Clear Writing Goals for Success

“I’ve sold my first half-hour pilot and I’m pitching the next half-hour pilot.”

“I’m staffed on a one-hour cable or streaming show.”

“I’m in production on the independent horror film that I wrote.”

Writing Goals That Need Focus

“I’m making a living as a screenwriter.”

“I’m staffed on a TV show.”

“I’ve sold a pilot, I’m writing and directing my first feature, I’m publishing my graphic novel, and I’m doing a stand-up special.”

The first batch of goals is specific and clear. I hear those and instantly know how to help. My wheels are turning and I’m onto the next step.

The second batch requires additional questioning before I know how to help. Now, I’m in the business of finding that out, so I will ask you those follow-up questions. But in a networking interaction on or offline, at an event, or in a quick meeting? You’ll need to be more specific to get the results you want.

Trying to be everything for everybody has the opposite effect that you’re hoping for. Instead of making you a “writer they can call for any project!” It makes you a writer nobody will call, because you didn’t label yourself in a memorable way. Or if you did get the “who are you?” label clear, you listed too many disparate projects and they got confused.

In my experience, industry people do want to help. But you have to make it easy. The way to do that is to have clarity on your one thing; that one project.

For example, I’ve had a writer tell me he’s “a horror writer/director whose short film sold for distribution.” I don’t write horror. So, when a buyer asks me if I have any horror writers to recommend? That guy is top of my list. And he got extra lucky because I had a horror query in my inbox that I hadn’t responded to yet, because I was sure I must know someone…  I can give you a dozen examples of genres and projects that I’m not right for, where I will recommend a peer if I know that they do that one thing really well, have proof to back it up, and I know them to be a reliable, professional person.

I’m not unique. In my previous article on networking, I stated that every job I’ve had since I was 21 has come via referral from someone in my network. The more people who know who you are and what you are known for, the more jobs you will get. The more clarity you give people about both of those things, the easier it is for them to help.  

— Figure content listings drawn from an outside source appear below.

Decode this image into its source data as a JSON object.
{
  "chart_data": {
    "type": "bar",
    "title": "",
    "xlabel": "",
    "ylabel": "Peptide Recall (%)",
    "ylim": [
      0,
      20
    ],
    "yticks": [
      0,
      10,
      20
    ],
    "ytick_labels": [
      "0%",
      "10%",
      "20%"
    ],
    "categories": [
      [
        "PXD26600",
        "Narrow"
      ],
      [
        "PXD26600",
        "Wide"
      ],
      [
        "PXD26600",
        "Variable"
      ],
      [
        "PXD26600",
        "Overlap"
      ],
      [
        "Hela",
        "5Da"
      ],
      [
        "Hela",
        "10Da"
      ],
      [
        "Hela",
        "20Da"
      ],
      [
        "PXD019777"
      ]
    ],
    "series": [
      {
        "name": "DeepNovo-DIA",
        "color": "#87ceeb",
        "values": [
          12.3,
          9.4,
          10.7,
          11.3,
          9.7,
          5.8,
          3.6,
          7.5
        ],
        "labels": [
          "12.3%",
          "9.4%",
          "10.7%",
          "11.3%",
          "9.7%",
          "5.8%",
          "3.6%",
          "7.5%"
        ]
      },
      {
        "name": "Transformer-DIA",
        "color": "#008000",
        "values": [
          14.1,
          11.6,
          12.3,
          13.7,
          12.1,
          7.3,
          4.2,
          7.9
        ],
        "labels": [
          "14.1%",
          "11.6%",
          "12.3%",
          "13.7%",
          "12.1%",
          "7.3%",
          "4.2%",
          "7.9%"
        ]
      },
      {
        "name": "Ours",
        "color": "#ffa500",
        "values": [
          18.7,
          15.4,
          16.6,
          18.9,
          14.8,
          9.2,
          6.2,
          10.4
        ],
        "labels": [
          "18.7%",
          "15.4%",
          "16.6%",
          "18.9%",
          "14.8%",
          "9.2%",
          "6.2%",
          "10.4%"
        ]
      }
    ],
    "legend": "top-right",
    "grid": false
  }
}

So, here’s my challenge: Can you commit to being one thing and talking one script for 12 months? And when I say “talk,” let’s be clear on what that means. In every in-person interaction, you introduce yourself as one thing and talk about your one project. In every phone, email, or text interaction, you introduce yourself as one thing and talk about your one project.

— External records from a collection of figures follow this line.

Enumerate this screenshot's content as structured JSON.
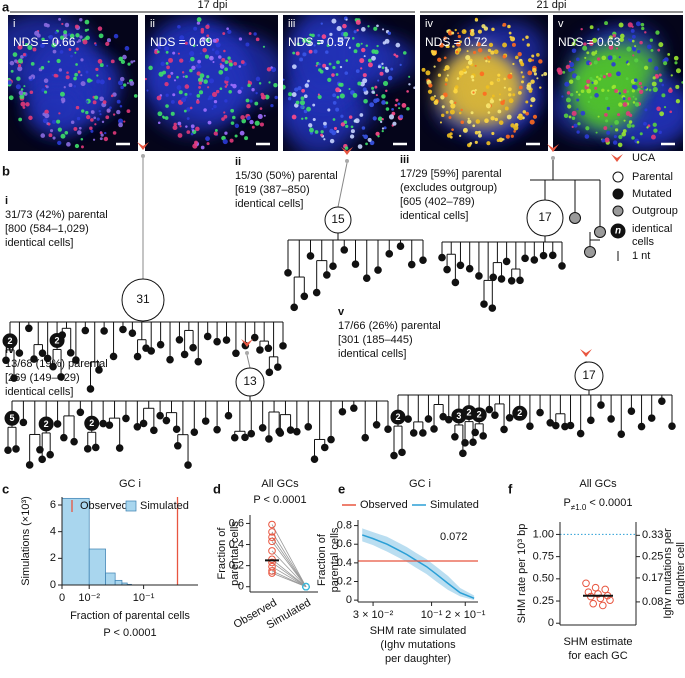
{
  "panel_a": {
    "label": "a",
    "groups": [
      {
        "label": "17 dpi"
      },
      {
        "label": "21 dpi"
      }
    ],
    "images": [
      {
        "numeral": "i",
        "nds": "NDS = 0.66"
      },
      {
        "numeral": "ii",
        "nds": "NDS = 0.69"
      },
      {
        "numeral": "iii",
        "nds": "NDS = 0.57"
      },
      {
        "numeral": "iv",
        "nds": "NDS = 0.72"
      },
      {
        "numeral": "v",
        "nds": "NDS = 0.63"
      }
    ]
  },
  "panel_b": {
    "label": "b",
    "trees": [
      {
        "numeral": "i",
        "lines": [
          "31/73 (42%) parental",
          "[800 (584–1,029)",
          "identical cells]"
        ],
        "parental_count": 31,
        "badges": [
          2,
          2
        ]
      },
      {
        "numeral": "ii",
        "lines": [
          "15/30 (50%) parental",
          "[619 (387–850)",
          "identical cells]"
        ],
        "parental_count": 15,
        "badges": []
      },
      {
        "numeral": "iii",
        "lines": [
          "17/29 [59%] parental",
          "(excludes outgroup)",
          "[605 (402–789)",
          "identical cells]"
        ],
        "parental_count": 17,
        "badges": []
      },
      {
        "numeral": "iv",
        "lines": [
          "13/68 (19%) parental",
          "[269 (149–429)",
          "identical cells]"
        ],
        "parental_count": 13,
        "badges": [
          5,
          2,
          2
        ]
      },
      {
        "numeral": "v",
        "lines": [
          "17/66 (26%) parental",
          "[301 (185–445)",
          "identical cells]"
        ],
        "parental_count": 17,
        "badges": [
          2,
          3,
          2,
          2,
          2
        ]
      }
    ],
    "legend": {
      "uca": "UCA",
      "parental": "Parental",
      "mutated": "Mutated",
      "outgroup": "Outgroup",
      "n": "n",
      "identical": [
        "identical",
        "cells"
      ],
      "nt": "1 nt"
    }
  },
  "chart_data": [
    {
      "type": "histogram",
      "panel": "c",
      "title": "GC i",
      "ylabel": "Simulations (×10³)",
      "xlabel": "Fraction of parental cells",
      "note": "P < 0.0001",
      "xscale": "symlog",
      "linthresh": 0.01,
      "xlim": [
        0,
        1
      ],
      "xticks": [
        0,
        {
          "value": 0.01,
          "label": "10⁻²"
        },
        {
          "value": 0.1,
          "label": "10⁻¹"
        }
      ],
      "ylim": [
        0,
        6.6
      ],
      "yticks": [
        0,
        2,
        4,
        6
      ],
      "bins": [
        0,
        0.01,
        0.02,
        0.03,
        0.04,
        0.05,
        0.06
      ],
      "values": [
        6.5,
        2.7,
        0.9,
        0.35,
        0.15,
        0.05
      ],
      "simulated": {
        "name": "Simulated",
        "color": "#a9d6ee"
      },
      "observed": {
        "name": "Observed",
        "color": "#e8553f",
        "value": 0.42
      }
    },
    {
      "type": "paired",
      "panel": "d",
      "title": "All GCs",
      "subtitle": "P < 0.0001",
      "ylabel": [
        "Fraction of",
        "parental cells"
      ],
      "categories": [
        "Observed",
        "Simulated"
      ],
      "colors": [
        "#e8553f",
        "#3cb8dc"
      ],
      "ylim": [
        -0.05,
        0.68
      ],
      "yticks": [
        0,
        0.2,
        0.4,
        0.6
      ],
      "values": [
        [
          0.59,
          0.52,
          0.47,
          0.43,
          0.34,
          0.26,
          0.23,
          0.19,
          0.15,
          0.13
        ],
        [
          0,
          0,
          0,
          0,
          0,
          0,
          0,
          0,
          0,
          0
        ]
      ],
      "center": 0.25
    },
    {
      "type": "line",
      "panel": "e",
      "title": "GC i",
      "ylabel": [
        "Fraction of",
        "parental cells"
      ],
      "xlabel": [
        "SHM rate simulated",
        "(Ighv mutations",
        "per daughter)"
      ],
      "annotation": "0.072",
      "xscale": "log",
      "xlim": [
        0.022,
        0.26
      ],
      "xticks": [
        {
          "value": 0.03,
          "label": "3 × 10⁻²"
        },
        {
          "value": 0.1,
          "label": "10⁻¹"
        },
        {
          "value": 0.2,
          "label": "2 × 10⁻¹"
        }
      ],
      "ylim": [
        -0.02,
        0.86
      ],
      "yticks": [
        0,
        0.2,
        0.4,
        0.6,
        0.8
      ],
      "series": [
        {
          "name": "Observed",
          "color": "#e8553f",
          "value": 0.42
        },
        {
          "name": "Simulated",
          "color": "#2a9fd6",
          "x": [
            0.024,
            0.03,
            0.04,
            0.05,
            0.06,
            0.072,
            0.09,
            0.11,
            0.14,
            0.18,
            0.24
          ],
          "values": [
            0.7,
            0.66,
            0.6,
            0.54,
            0.49,
            0.43,
            0.36,
            0.28,
            0.18,
            0.08,
            0.02
          ],
          "lower": [
            0.63,
            0.59,
            0.52,
            0.46,
            0.41,
            0.35,
            0.28,
            0.2,
            0.11,
            0.04,
            0.0
          ],
          "upper": [
            0.77,
            0.73,
            0.68,
            0.62,
            0.57,
            0.51,
            0.44,
            0.36,
            0.26,
            0.13,
            0.05
          ]
        }
      ]
    },
    {
      "type": "strip",
      "panel": "f",
      "title": "All GCs",
      "subtitle": [
        "P",
        "≠1.0",
        " < 0.0001"
      ],
      "ylabel": "SHM rate per 10³ bp",
      "y2label": [
        "Ighv mutations per",
        "daughter cell"
      ],
      "xlabel": [
        "SHM estimate",
        "for each GC"
      ],
      "color": "#e8553f",
      "ylim": [
        -0.02,
        1.14
      ],
      "yticks": [
        0,
        0.25,
        {
          "value": 0.5,
          "label": "0.50"
        },
        0.75,
        {
          "value": 1,
          "label": "1.00"
        }
      ],
      "y2lim": [
        -0.0067,
        0.38
      ],
      "y2ticks": [
        0.08,
        0.17,
        0.25,
        0.33
      ],
      "values": [
        0.45,
        0.4,
        0.38,
        0.35,
        0.33,
        0.31,
        0.3,
        0.28,
        0.26,
        0.22,
        0.2
      ],
      "center": 0.31,
      "reference": 1.0
    }
  ]
}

On socials you introduce yourself as one thing and talk about your one project — every single day. Or at least 4 times/week. I know that sounds vomitous, but here’s the reality — most people are not on socials all day every day. And even for those super active social lovers, awareness requires multiple views (four to seven) of the same “product” by the same person.

Okay, but really, only one thing? Does this mean you turn into a mute if someone specifically asks you, “What else are you working on?” Of course not! Have three more projects at your fingertips that you would love to talk about. But don’t lead with those projects. Lead with your one thing.

And those other three projects? They need to co-exist with your one thing (i.e., be the same genre, format, or other cohesive factor) or else you will have diluted your message and left your potential business partner with an unclear picture of who you are and what you stand for.

I know as screenwriters breaking in we want every opportunity to count, but honestly, it’s like dating. Most buyers aren’t going to be your buyer. And that is fine. I’m not a horror writer and I don’t write WWII action films (two queries I got recently.) So, I’ll pay those opportunities forward and let the buyer know who I am and what I do better than anyone. That way, when their buyer colleague is looking for my thing, they “just met a writer who does exactly that.” You only need one person to love you and your script to make a sale. You need many people to hear about it — and you — to get to that one person.